One expectation was that this would encourage investment in new assets. This failed. The money was mainly used for financial speculation instead.

Second, they intended to push the interest rate down, which the government also believed would encourage more economic activity. The objective of reducing interest rates undoubtedly worked: the official rates have been at, or near, zero per cent for almost a decade now. There is, however, little sign that this boosted economic activity, although it might, again, have increased inequality in all its forms.

The QE program was, then, deeply flawed: whatever success it achieved in helping people and businesses to afford their loan obligations was more than compensated for by the divisions in income and wealth that it produced in society.

Thankfully, we do not need to use the QE process again now. Precisely because no one wishes to reduce official interest rates any further, largely because there is considerable uncertainty as to the impact of negative interest-rates, QE is no longer needed because the type of liquidity it created was otherwise unhelpful. Instead, the process of direct funding from central banks to governments can be used instead.

And, importantly, and to return to the theme of this post, this will not be inflationary unless three situations occur.

The first is that full employment is restored and the policy is perpetuated. Then there will be wage inflation. It’s a risk, of course, but not for a long time to come.
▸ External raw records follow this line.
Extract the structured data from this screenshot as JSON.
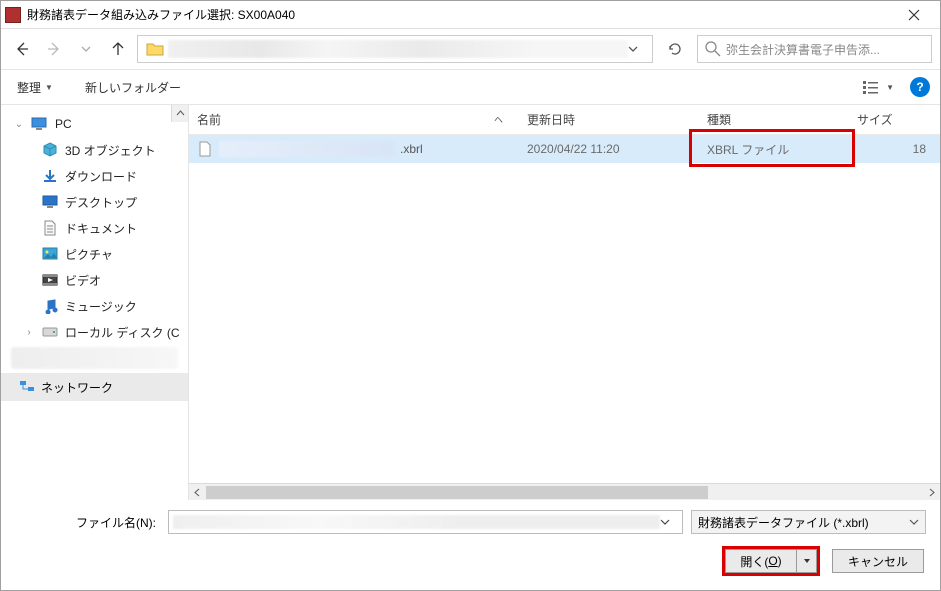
{
  "titlebar": {
    "title": "財務諸表データ組み込みファイル選択: SX00A040"
  },
  "nav": {
    "search_placeholder": "弥生会計決算書電子申告添..."
  },
  "toolbar": {
    "organize": "整理",
    "new_folder": "新しいフォルダー"
  },
  "sidebar": {
    "pc": "PC",
    "items": [
      {
        "label": "3D オブジェクト",
        "icon": "cube-icon"
      },
      {
        "label": "ダウンロード",
        "icon": "download-icon"
      },
      {
        "label": "デスクトップ",
        "icon": "desktop-icon"
      },
      {
        "label": "ドキュメント",
        "icon": "document-icon"
      },
      {
        "label": "ピクチャ",
        "icon": "pictures-icon"
      },
      {
        "label": "ビデオ",
        "icon": "video-icon"
      },
      {
        "label": "ミュージック",
        "icon": "music-icon"
      },
      {
        "label": "ローカル ディスク (C",
        "icon": "disk-icon"
      }
    ],
    "network": "ネットワーク"
  },
  "columns": {
    "name": "名前",
    "date": "更新日時",
    "kind": "種類",
    "size": "サイズ"
  },
  "files": [
    {
      "name_suffix": ".xbrl",
      "date": "2020/04/22 11:20",
      "kind": "XBRL ファイル",
      "size": "18"
    }
  ],
  "footer": {
    "filename_label": "ファイル名(N):",
    "filter_label": "財務諸表データファイル (*.xbrl)",
    "open_prefix": "開く(",
    "open_key": "O",
    "open_suffix": ")",
    "cancel": "キャンセル"
  }
}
The second is banks start recreating money by lending again. They will, eventually, but not for a long time to come, I suspect. Everyone’s balance sheet is going to be very weak after this crisis and that’s always bad for lending.

And the third is that governments do not react to the first two situations when they arise by then (and only then) beginning to withdraw the cash that they have created from the economy, with the effect of cancelling it, just as loan repayment does in other lending situations. That’s when tax increases will be needed. They serve this purpose of destroying money at that time. Until then they’re wholly counterproductive, because they will drag money out of the economy and destroy it when that money will still be required to provide the essential liquidity that the economy needs to function as it returns to full employment, which should be the goal of any government.

So, there is an inflation risk, but it’s at some time in the future. And we know how to deal with it then. That will not be by increasing interest rates – which creates debt insolvencies – but by tax increases, but these are required only when the pressure is apparent.

What chance is there of significant inflation in a year or so then? I’d call it zero, for all practical purposes. In fact, I would suggest that the chance is very low indeed for several years to come.

So might we do two things then? One is let’s stop discussing inflation risk.

And the other is to stop discussing the need for tax increases unless those are designed to redistribute income and wealth i.e. the increases for those with higher incomes and wealth are matched by cuts for those with less of both. But generic overall tax increases are simply not required now.

There is much that we need to fear about this crisis. Inflation and tax rises do not need to feature on a list of those things.